Природа характера, интеллигентность как вечный знак проявляются в деталях. Вот впечатления и воспоминания одного из учеников и близких соратников Анатолия Петровича, академика НАМН Украины, крупного специалиста-нефролога Любомира Пырига: «Однажды в 1962 году мой наставник в Институте имени Н. Д. Стражеско профессор Анатолий Львович Михнев сказал мне, что на кафедре терапии в мединституте, которой недавно стал заведовать А. Пелещук, есть вакансия ассистента. К этому времени я был уже кандидатом наук, — рассказывает Любомир Антонович. — Отправился в больницу водников. С Анатолием Петровичем мы поговорили не в кабинете, а прямо в лабораторном коридоре, где я его встретил. Он сразу же согласился на мое зачисление.
Занятия я вел, да и изъяснялся на родном украинском языке, и этому правилу практически никогда не изменял, я ведь уроженец Прикарпатья. Вдруг ко мне подошла парторг кафедры и упрекнула за это мое предпочтение как украинского националиста. Поведал об инциденте Анатолию Петровичу. Он сказал, чтобы я проигнорировал наскок и в манере преподавания ничего не менял. Более того, в кафедральных собраниях, если я участвовал в них, он переходил на украинский язык. Но шли шестидесятые годы, и от возможных провокаций мне надо было поставить точки над I, себя обезопасить. Я пошел на прием к ректору КМИ — в то время Василию Дмитриевичу Братусю. Он без колебаний меня поддержал: читайте, как считаете нужным.

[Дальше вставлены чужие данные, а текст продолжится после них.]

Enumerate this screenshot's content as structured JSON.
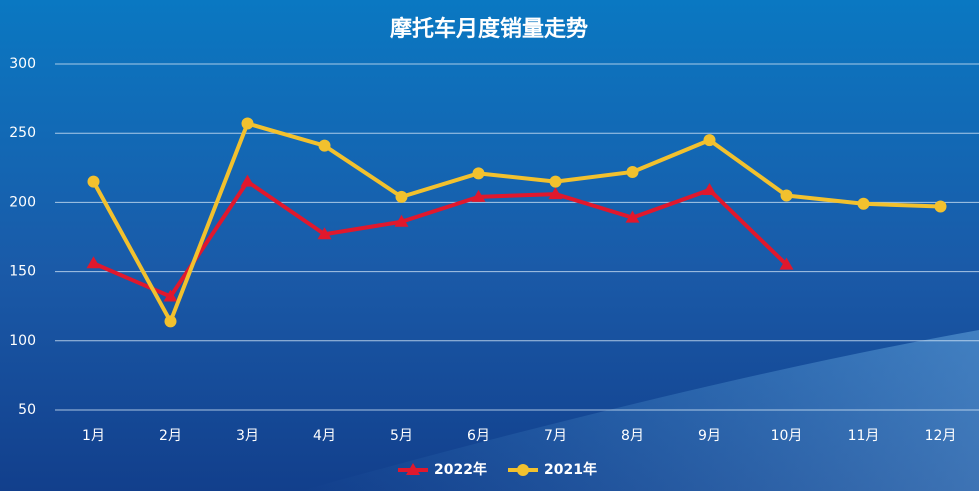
{
  "chart_data": {
    "type": "line",
    "title": "摩托车月度销量走势",
    "categories": [
      "1月",
      "2月",
      "3月",
      "4月",
      "5月",
      "6月",
      "7月",
      "8月",
      "9月",
      "10月",
      "11月",
      "12月"
    ],
    "series": [
      {
        "name": "2022年",
        "color": "#e0182d",
        "marker": "triangle",
        "values": [
          156,
          132,
          215,
          177,
          186,
          204,
          206,
          189,
          209,
          155,
          null,
          null
        ]
      },
      {
        "name": "2021年",
        "color": "#f2c12e",
        "marker": "circle",
        "values": [
          215,
          114,
          257,
          241,
          204,
          221,
          215,
          222,
          245,
          205,
          199,
          197
        ]
      }
    ],
    "ylim": [
      50,
      300
    ],
    "yticks": [
      50,
      100,
      150,
      200,
      250,
      300
    ],
    "grid": true,
    "legend": "bottom"
  }
}
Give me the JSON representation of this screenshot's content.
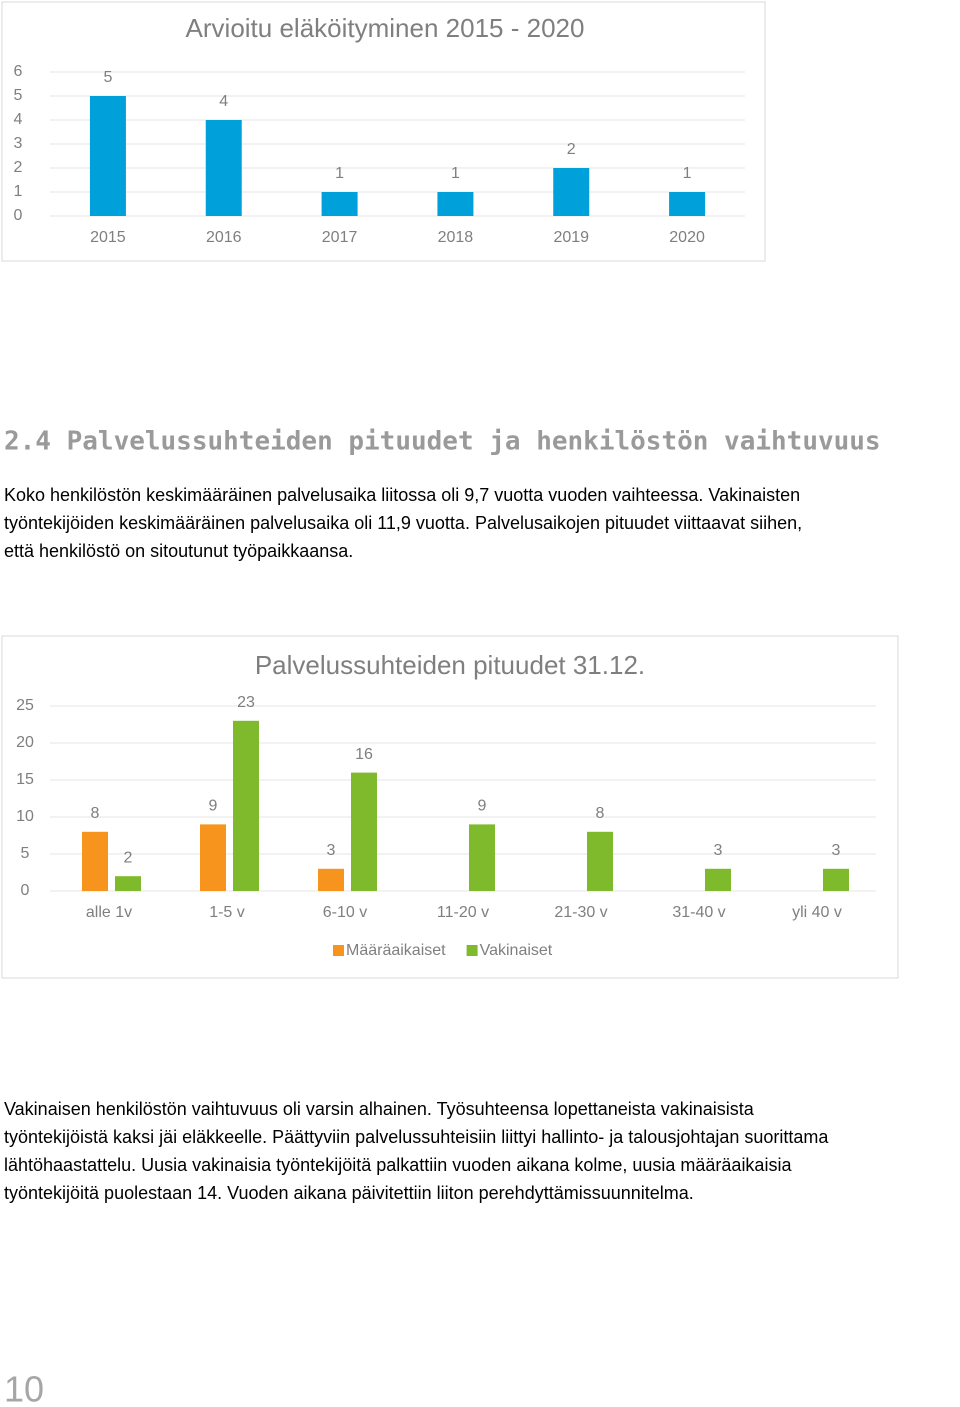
{
  "chart_data": [
    {
      "type": "bar",
      "title": "Arvioitu eläköityminen 2015 - 2020",
      "categories": [
        "2015",
        "2016",
        "2017",
        "2018",
        "2019",
        "2020"
      ],
      "series": [
        {
          "name": null,
          "color": "#00a1da",
          "values": [
            5,
            4,
            1,
            1,
            2,
            1
          ]
        }
      ],
      "ylim": [
        0,
        6
      ],
      "yticks": [
        0,
        1,
        2,
        3,
        4,
        5,
        6
      ],
      "grid": true,
      "legend": false
    },
    {
      "type": "bar",
      "title": "Palvelussuhteiden pituudet 31.12.",
      "categories": [
        "alle 1v",
        "1-5 v",
        "6-10 v",
        "11-20 v",
        "21-30 v",
        "31-40 v",
        "yli 40 v"
      ],
      "series": [
        {
          "name": "Määräaikaiset",
          "color": "#f7941d",
          "values": [
            8,
            9,
            3,
            null,
            null,
            null,
            null
          ]
        },
        {
          "name": "Vakinaiset",
          "color": "#7fba2c",
          "values": [
            2,
            23,
            16,
            9,
            8,
            3,
            3
          ]
        }
      ],
      "ylim": [
        0,
        25
      ],
      "yticks": [
        0,
        5,
        10,
        15,
        20,
        25
      ],
      "grid": true,
      "legend": "bottom"
    }
  ],
  "section": {
    "heading": "2.4 Palvelussuhteiden pituudet ja henkilöstön vaihtuvuus"
  },
  "paragraphs": [
    [
      "Koko henkilöstön keskimääräinen palvelusaika liitossa oli 9,7 vuotta vuoden vaihteessa. Vakinaisten",
      "työntekijöiden keskimääräinen palvelusaika oli 11,9 vuotta. Palvelusaikojen pituudet viittaavat siihen,",
      "että henkilöstö on sitoutunut työpaikkaansa."
    ],
    [
      "Vakinaisen henkilöstön vaihtuvuus oli varsin alhainen. Työsuhteensa lopettaneista vakinaisista",
      "työntekijöistä kaksi jäi eläkkeelle. Päättyviin palvelussuhteisiin liittyi hallinto- ja talousjohtajan suorittama",
      "lähtöhaastattelu. Uusia vakinaisia työntekijöitä palkattiin vuoden aikana kolme, uusia määräaikaisia",
      "työntekijöitä puolestaan 14. Vuoden aikana päivitettiin liiton perehdyttämissuunnitelma."
    ]
  ],
  "page_number": "10"
}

Как врач А. Пелещук, обладая и высокой диагностической интуицией, следовал вердикту своих учителей: всеобъемлюще обследовать пациента, и это сказывалось и на эффекте лечения. Дистанции тут не существовало, он, как говорится, внушал надежду. При больших общих знаниях одним из важных направлений служили заболевания почек. Быть может, это шло от высот Ф. Г. Яновского и его прямых питомцев. Под влиянием Анатолия Павловича я стал нефрологом. Он был консультантом моей докторской диссертации, и в 1973 с кафедры я перешел в построенный рядом Институт урологии и нефрологии, возглавил клинику почечных заболеваний. На этой ниве мы еще много лет сотрудничали».
Но немного о дружбе с Анатолием Петровичем. Вместе с Леонидом Винницким, одним из его учеников и почитателей, мы частенько бывали у него на Вышгородской. Встречи выливались в повести жизни, причем и с драматичными сюжетами. Вспоминал он о встрече с Владимиром Харитоновичем Василенко, попавшим в пучину «дела врачей». Все, как известно, закончилось счастливо, но к противодействию судилищу А. Пелещук, вместе с некоторыми другими киевскими врачами-смельчаками, имел отношение. Об этом писалось в «Дне». Как-то мэтр медицины показал мне редкостный учебник по терапии, принадлежавший перу профессора Д. Плетнева. Того самого Плетнева, выдающегося врача, которого в конце тридцатых годов «ошельмовали как насильника», а потом заточили. Естественно, его талантливая работа считалась крамолой. Но Пелещук хранил ее, да и использовал в своей умудренной педагогике.
Осенью кафедра и клиника, осененные личностью нежного доктора и возглавляемая одним из его учеников профессором Анатолием Станиславовичем Свинцицким, проведут конференцию в честь его столетия. А пока как бы заставка к ней. В славном ряду подвижников, олицетворяющих Национальный медицинский университет имени А. А. Богомольца в Киеве, сияет и это славное имя.